How to approach search indexing for a forum with post content being searchable?

Hi guys, I need your help on how I will approach a search index forum in which I can search the post content searchable. The problem is that I have some threads that has more than 500-800+ posts and most of them have huge amount of texts (multiple paragraphs).

Currently my data format is that the posts is a nested object, so that means I will have a 500-800+ nested object in a thread. The problem is that if I will sync a post (someone updated or added a post in a thread) I will need to sync all thos 500-800+ nested objects in a thread. Am I doing this right? Hope someone can guide me on this on a more optimizied way. I just want the threads as a result. Thanks.

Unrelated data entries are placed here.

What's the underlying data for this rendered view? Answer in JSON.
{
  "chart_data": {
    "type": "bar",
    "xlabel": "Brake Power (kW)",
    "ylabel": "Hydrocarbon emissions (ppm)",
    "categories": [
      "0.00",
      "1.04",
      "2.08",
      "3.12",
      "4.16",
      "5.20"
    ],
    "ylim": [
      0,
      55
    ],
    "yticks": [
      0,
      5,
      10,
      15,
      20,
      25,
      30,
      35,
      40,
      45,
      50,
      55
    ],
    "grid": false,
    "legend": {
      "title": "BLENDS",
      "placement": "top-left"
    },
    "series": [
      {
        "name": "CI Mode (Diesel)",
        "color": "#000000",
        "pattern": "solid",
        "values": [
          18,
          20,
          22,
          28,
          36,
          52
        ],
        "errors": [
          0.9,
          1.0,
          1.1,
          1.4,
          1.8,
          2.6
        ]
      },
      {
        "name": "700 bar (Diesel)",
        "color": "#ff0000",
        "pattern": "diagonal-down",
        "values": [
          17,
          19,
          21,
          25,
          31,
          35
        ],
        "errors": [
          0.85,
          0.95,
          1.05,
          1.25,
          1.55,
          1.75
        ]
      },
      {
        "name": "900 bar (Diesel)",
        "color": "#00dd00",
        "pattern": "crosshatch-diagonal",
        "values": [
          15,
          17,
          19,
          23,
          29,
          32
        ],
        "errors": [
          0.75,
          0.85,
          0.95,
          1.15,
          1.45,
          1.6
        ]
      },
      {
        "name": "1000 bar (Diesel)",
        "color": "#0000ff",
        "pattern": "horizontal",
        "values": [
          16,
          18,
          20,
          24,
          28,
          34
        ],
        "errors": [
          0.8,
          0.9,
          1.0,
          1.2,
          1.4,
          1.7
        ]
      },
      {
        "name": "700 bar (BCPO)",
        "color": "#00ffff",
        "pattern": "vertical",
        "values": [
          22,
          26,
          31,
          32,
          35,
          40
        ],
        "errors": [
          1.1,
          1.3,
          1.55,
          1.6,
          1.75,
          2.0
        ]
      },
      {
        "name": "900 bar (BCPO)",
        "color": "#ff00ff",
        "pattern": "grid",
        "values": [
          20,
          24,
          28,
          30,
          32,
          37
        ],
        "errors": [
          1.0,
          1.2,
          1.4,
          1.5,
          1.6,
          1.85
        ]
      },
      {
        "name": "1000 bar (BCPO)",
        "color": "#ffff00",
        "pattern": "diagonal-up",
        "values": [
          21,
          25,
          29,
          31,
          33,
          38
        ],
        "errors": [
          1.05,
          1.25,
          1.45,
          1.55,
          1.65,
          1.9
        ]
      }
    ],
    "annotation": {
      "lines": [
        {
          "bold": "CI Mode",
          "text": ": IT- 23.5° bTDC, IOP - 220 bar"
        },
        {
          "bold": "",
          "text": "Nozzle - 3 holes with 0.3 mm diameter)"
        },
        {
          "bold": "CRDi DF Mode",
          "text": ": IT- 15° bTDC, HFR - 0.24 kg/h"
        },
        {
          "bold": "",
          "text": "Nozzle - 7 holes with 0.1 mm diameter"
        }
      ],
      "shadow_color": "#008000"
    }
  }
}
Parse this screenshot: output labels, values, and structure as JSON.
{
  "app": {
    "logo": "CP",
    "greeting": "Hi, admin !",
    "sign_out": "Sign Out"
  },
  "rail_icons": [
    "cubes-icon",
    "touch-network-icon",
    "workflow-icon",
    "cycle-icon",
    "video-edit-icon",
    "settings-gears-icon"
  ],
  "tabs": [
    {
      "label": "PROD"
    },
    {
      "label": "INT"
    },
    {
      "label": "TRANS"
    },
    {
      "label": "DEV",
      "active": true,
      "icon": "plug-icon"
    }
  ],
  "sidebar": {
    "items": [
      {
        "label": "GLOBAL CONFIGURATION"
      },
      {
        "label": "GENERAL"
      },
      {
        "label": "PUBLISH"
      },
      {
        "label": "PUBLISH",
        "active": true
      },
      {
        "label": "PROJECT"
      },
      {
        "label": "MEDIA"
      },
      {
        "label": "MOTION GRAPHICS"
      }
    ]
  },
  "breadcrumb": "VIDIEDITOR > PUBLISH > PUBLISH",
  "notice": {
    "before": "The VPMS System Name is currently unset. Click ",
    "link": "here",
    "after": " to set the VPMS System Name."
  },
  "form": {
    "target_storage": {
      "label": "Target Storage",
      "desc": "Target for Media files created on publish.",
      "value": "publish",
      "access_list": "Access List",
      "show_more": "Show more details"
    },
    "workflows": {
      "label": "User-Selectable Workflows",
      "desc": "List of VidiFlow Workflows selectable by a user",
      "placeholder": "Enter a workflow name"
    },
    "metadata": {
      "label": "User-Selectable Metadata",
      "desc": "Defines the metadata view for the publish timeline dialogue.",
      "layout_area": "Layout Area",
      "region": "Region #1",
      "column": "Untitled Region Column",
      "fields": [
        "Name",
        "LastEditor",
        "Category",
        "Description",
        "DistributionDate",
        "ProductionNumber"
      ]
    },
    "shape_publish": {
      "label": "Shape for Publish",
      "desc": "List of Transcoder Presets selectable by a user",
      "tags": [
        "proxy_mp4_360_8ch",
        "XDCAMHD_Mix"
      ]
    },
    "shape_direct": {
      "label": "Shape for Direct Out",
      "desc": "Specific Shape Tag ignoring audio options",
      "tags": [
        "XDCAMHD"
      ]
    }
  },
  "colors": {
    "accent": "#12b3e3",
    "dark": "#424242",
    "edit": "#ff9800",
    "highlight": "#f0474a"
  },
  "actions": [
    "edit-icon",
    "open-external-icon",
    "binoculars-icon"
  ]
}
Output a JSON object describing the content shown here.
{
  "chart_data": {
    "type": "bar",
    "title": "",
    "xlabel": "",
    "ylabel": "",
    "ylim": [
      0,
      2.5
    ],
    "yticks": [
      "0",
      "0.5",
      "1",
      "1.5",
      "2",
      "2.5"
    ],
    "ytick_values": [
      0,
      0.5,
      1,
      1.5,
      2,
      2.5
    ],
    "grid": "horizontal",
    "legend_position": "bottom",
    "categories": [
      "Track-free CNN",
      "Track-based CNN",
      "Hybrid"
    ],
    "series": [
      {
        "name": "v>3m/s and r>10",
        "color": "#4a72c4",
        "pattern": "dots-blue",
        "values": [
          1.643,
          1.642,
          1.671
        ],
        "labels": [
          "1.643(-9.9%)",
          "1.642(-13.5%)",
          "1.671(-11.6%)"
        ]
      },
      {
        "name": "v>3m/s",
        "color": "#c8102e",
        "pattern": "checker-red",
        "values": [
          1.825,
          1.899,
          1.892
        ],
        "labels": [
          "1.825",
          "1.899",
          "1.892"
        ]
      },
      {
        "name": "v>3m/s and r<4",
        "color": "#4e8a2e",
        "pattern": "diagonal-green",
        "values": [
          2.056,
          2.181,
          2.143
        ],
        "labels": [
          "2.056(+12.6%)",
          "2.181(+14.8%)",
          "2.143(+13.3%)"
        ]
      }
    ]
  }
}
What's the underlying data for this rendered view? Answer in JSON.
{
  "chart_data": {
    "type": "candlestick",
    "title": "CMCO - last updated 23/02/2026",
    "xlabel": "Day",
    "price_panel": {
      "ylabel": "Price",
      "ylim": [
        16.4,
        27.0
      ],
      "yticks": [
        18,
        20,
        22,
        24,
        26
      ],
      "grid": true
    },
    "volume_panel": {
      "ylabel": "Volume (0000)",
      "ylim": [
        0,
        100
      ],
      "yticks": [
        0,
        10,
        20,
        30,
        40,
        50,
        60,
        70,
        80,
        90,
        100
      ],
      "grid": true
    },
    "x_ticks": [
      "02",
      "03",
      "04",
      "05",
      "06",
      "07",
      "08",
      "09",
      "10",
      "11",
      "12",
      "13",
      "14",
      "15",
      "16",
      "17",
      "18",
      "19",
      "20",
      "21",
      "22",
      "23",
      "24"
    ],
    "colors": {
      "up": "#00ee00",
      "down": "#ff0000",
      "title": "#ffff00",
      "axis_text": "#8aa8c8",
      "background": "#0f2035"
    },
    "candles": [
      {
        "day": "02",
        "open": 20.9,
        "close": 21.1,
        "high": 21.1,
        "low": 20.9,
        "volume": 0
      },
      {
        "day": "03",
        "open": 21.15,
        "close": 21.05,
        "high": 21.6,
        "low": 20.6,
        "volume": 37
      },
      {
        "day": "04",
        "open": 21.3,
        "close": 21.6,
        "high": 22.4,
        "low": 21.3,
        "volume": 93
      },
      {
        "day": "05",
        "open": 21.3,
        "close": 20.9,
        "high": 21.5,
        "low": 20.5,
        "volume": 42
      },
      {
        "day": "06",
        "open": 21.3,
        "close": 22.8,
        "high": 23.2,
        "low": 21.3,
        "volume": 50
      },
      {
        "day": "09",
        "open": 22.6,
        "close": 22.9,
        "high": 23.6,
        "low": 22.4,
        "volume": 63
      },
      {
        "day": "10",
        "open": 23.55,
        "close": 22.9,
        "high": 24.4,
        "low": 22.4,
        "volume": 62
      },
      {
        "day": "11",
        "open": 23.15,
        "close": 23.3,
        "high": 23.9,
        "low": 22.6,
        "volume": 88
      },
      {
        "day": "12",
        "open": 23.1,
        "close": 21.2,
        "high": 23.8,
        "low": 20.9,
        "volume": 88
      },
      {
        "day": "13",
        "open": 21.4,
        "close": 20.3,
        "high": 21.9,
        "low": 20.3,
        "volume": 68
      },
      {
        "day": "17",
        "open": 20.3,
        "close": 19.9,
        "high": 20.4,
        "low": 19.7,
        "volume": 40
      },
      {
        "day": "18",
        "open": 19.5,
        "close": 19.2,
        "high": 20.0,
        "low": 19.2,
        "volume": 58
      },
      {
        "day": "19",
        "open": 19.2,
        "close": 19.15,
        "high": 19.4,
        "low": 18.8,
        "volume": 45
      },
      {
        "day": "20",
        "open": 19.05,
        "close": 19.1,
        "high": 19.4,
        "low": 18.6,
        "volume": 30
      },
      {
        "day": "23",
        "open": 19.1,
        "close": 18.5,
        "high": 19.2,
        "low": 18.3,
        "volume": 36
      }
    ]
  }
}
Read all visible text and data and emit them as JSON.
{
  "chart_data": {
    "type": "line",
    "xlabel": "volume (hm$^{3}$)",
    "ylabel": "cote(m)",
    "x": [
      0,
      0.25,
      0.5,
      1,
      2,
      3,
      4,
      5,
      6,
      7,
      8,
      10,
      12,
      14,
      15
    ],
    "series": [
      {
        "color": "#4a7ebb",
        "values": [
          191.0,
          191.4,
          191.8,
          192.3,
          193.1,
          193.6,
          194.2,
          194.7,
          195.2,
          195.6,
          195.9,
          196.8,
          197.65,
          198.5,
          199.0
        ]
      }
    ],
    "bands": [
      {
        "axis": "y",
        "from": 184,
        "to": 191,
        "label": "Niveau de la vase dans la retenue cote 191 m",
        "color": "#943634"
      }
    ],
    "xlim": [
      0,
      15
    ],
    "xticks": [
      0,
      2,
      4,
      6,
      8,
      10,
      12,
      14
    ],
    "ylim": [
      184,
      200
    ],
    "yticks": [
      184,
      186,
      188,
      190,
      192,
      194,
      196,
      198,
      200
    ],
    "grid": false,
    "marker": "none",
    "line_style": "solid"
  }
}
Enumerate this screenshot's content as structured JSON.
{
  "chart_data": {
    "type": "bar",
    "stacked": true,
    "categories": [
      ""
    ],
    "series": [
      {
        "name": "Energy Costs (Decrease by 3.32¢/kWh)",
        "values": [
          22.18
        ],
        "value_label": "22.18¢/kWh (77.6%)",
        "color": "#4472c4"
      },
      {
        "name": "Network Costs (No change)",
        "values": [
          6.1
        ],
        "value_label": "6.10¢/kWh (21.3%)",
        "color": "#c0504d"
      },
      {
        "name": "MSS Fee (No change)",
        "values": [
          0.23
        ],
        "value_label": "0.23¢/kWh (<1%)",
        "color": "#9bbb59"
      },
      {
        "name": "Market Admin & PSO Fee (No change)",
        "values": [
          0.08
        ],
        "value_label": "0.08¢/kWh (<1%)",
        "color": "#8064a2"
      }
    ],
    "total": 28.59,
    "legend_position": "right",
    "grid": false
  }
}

Please look at the screenshot for more info about the data format I’m using.

1 Like

Hello david2,

Thank you for posting on our Discourse. Your idea is a good approach. However, it impacts the relevancy and efficiency of your queries.

A better solution would be to split your record into multiple ones, one of each paragraph, so that you end up with many records matching a single post that must all share a unique ID for the given post. Then, you can use this ID attribute as attributeForDistinct and the Algolia distinct feature which will let you search within those records with good relevancy. This is actually what we do internally with DocSearch.

I highly recommend you to read this article from Julien, our CTO, regarding this specific use-case: https://blog.algolia.com/inside-the-engine-part-7-better-relevance-via-dedup-at-query-time/

EDIT: I forgot to add a link to our guide regarding the distinct feature. Here it is: https://www.algolia.com/doc/guides/search/distinct/#guides

And feel free to tell me if you need more help. :slight_smile:

Have a nice day,

1 Like

Hi Anthony,

Thanks for the solution, I’ve tried it and this is what I need.

Have a nice day,

David

1 Like